Otitis simply means an ear infection; most of the time when we talk about ear infections we mean infections of the middle ear, the space between the eardrum and the oval window which contains the ossicles. (These infections are properly called otitis media). But the outer ear can also be infected; in practice, this usually refers an infection of the wall of the ear canal, as this is more likely to cause problems than an infection of the pinna. However, any infection of the outer ear can be considered external otitis (AKA otitis externa).
Any viral, bacterial, or fungal infection of the skin of the pinna or ear canal is external otitis. A very common cause of external otitis is swimming in polluted waters, so the term Swimmer's Ear is often used for cases of indeterminate origins, and may be used indiscriminately by doctors who want to communicate to their patients in familiar terms.
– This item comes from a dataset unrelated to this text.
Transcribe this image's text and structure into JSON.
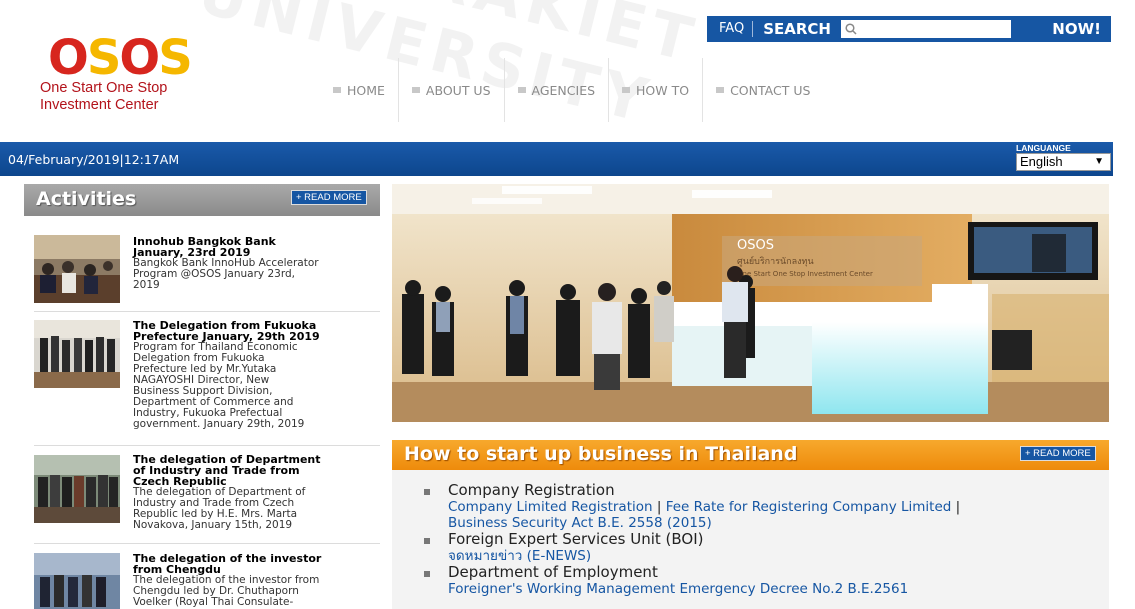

However, there are some common culprits in external otitis, most particularly the herpes simplex virus and viral bullous myringitis, which often spreads from the middle ear through (or around) the eardrum.
The most common symptoms are inflammation, irritation and itching, drainage of pus, and redness of the affected area. But you know what an infection looks and feels like; use your judgment. If untreated the infection can spread into the surrounding cartilage, bone, or the middle ear, and may result in Very Very Serious Infections and/or hearing loss.
While there are many possible causes of infection, swimming in unclean water, scratching the skin while trying to clear out ear wax (and yes, even Q-tips can cause this), and allowing infections on/in your middle ear or face to go untreated are common causes. Allergies and chronic skin conditions may mimic external otitis. When in doubt, go see your doctor!